As well as answering the phone we had various callers to the office with various queries. I remember a consignment of butter destined for an African country and so made with some kind of preservative to keep it fresh on the long boat journey. The preservative coloured the butter dark brown. The ship broke down and couldn’t sail. The butter was returned to Kanturk and a decision made to sell it in the local shops. One lady called to the office demanding to see the manager to complain that her husband wouldn’t eat the butter. We told her the story of why it was that colour and we reassured her that the taste was exactly the same. Unmollified she demanded to see the manager. He was duly brought to her and his solution to her dilemma was “I suggest, ma’am, you blindfold your husband.”
The sight of a butter box in the window of The Horseshoe brought me back to that time.
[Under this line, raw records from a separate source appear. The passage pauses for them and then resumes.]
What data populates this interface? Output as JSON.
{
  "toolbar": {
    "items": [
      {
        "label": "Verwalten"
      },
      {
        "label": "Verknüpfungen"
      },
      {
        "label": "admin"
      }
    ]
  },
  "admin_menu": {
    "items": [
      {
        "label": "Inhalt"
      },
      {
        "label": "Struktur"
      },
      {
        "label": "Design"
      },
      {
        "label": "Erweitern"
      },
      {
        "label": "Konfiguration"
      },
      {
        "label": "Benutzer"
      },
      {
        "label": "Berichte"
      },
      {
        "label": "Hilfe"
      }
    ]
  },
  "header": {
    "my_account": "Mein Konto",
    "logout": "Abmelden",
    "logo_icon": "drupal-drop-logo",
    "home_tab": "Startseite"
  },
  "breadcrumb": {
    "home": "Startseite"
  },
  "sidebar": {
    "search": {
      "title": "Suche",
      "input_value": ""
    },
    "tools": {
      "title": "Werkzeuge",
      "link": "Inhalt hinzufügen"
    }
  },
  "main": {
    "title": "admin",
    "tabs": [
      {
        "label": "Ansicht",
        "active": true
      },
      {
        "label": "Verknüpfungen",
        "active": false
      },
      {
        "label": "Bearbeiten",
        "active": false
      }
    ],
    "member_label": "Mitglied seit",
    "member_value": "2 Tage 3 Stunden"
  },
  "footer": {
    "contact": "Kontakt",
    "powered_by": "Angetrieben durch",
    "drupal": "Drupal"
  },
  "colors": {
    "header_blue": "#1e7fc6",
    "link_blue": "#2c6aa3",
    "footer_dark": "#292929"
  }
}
It’s well worth keeping an eye out for great things happening in the library.
For instance a Creative Writing Group Write Lines, meets on Tuesdays from 10.30 to 12.00.
It is against the law to leave a restaurant in Italy without a receipt. Apparently this is not because they have so many diners doing a runner but because so many Italian restaurants were avoiding tax by doing cash- in -hand customer transactions.
So when in Rome, be sure to ask for a receipt and keep it on you.